Probably both. Mental illness sucks. Its invisibility sucks too. Stigma sucks.

9 responses to “Good News, Bad News

  1. I experienced some of this with unemployment – there’s a stigma and at the same time a desire to be productive with no ability to do so.
    And the depression (of whatever degree) that goes with unemployment directly produces the fatigue.
    I don’t know what you’re going through, but through those experiences of mine I feel a little synergy. It’s not just you.

    • So, true, Mark! It is a vicious cycle. I’ve seen it and so often with folks who are unemployed, and those going through life transitions, including myself. Depression is terrible. I’m surprised how different it feels this time to be so stuck. Ugh!

  2. Deb, I’ve been there, both in a severe postpartum depression and after an equally invisible chronic illness diagnosis. I hear you. From the other side, though, remember in this economy, working is good. 🙂 Next time, how about a serious-looking book to read, or at the very least hold? Could that provide some cover, enough to help you through the time they are present? In my experience, having a clean house was enough of a lift (or removal of additional discouragment) that it was worth the discomfort. Hugs to you.

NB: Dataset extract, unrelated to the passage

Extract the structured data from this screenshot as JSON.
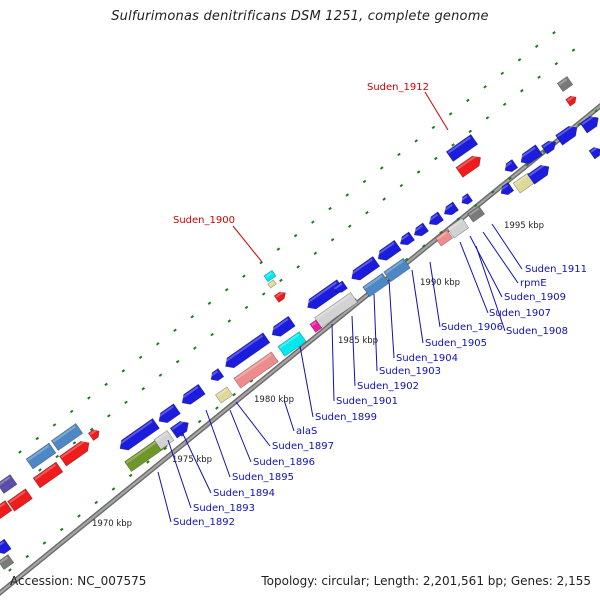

  3. Your computer can cover a multitude of “relaxing” moments. The cleaners don’t know what you’re doing, even if you’re only playing solitaire! And who cares what they think anyway.

    I know you’re also pining to go the #unco11, but we need you to get well so you can come next year. Last year, I didn’t get to go and I spend the whole time jonesing to be there. We’ll remember you.

    I’ll be passing through Chicago on Sunday afternoon changing trains at Union Station. My son is going to come eat supper with me. Then I’ll be back through on Thursday morning – again changing trains. I’ll wave when I’m there. If you feel well enough (and Dave is okay with it) I’d love to see you, but don’t feel obligated. Just remember to wave towards downtown when I’m there, and you’ll probably see a little flutter of a wave coming back at you.

    • I so wish we could have met up at #unco11, but hope it will work out next year. Or if I’m in Dallas again. I’ll wave at you on Sunday and Tuesday as you pass through!

  4. Honey,

    EVERYBODY feels weird when they’re home and the cleaning lady is there. It’s not a depression thing. But good for you for taking care of yourself, because that is what you are doing. My mother would LOVE for me to have someone come clean my apartment.

    And yes, it is wretched having an invisible illness with a stigma. The best thing–tell the people you trust. Because they CAN’T see it. So they won’t know. It’s a process that you’ll be working through the rest of your life.

    Also…everyone has scars. Those of us with mental illness just have a different kind, and we HAVE to deal with it. Which is a blessing–some people don’t have to take care of their scars and so they don’t. Keep getting healthy.

    SL (also known as “little miss bossy.”

    • Thanks for the comments!
      Depression made it worse than before when they have been here, since this time I felt like crap but couldn’t do anything about it, besides the anxiety that everyone feels.
      Good advice about telling people you trust – they can’t see and can’t know unless I tell them.
      Sadly I have plenty of scars, most of which need attention, and they are invisible – chronic pain from back fusion 22 years ago, a hysterectomy I’m still processing, the mental illness. I think the weight of all this invisible stuff to live with and process has gotten the better of me. *sigh* Still working on getting better!

  5. What frustrates me is how many still assume things like bi-polar, major depressive disorder, general anxiety disorder, ect. are moral issues. Just make the right choices and you’re ok! So you are perceived as lazy and irresponsible. While I am accountable for my actions during different phases of mental illness, I can’t be responsible to change all of that stuff. What I can be responsible for is getting the right treatment and continuing to take the meds that keep me sane. Bi-polar simply goes into remission. With the right treatment you are able to stay on the beam – that’s all. Meds don’t “cure” it, they make it manageable.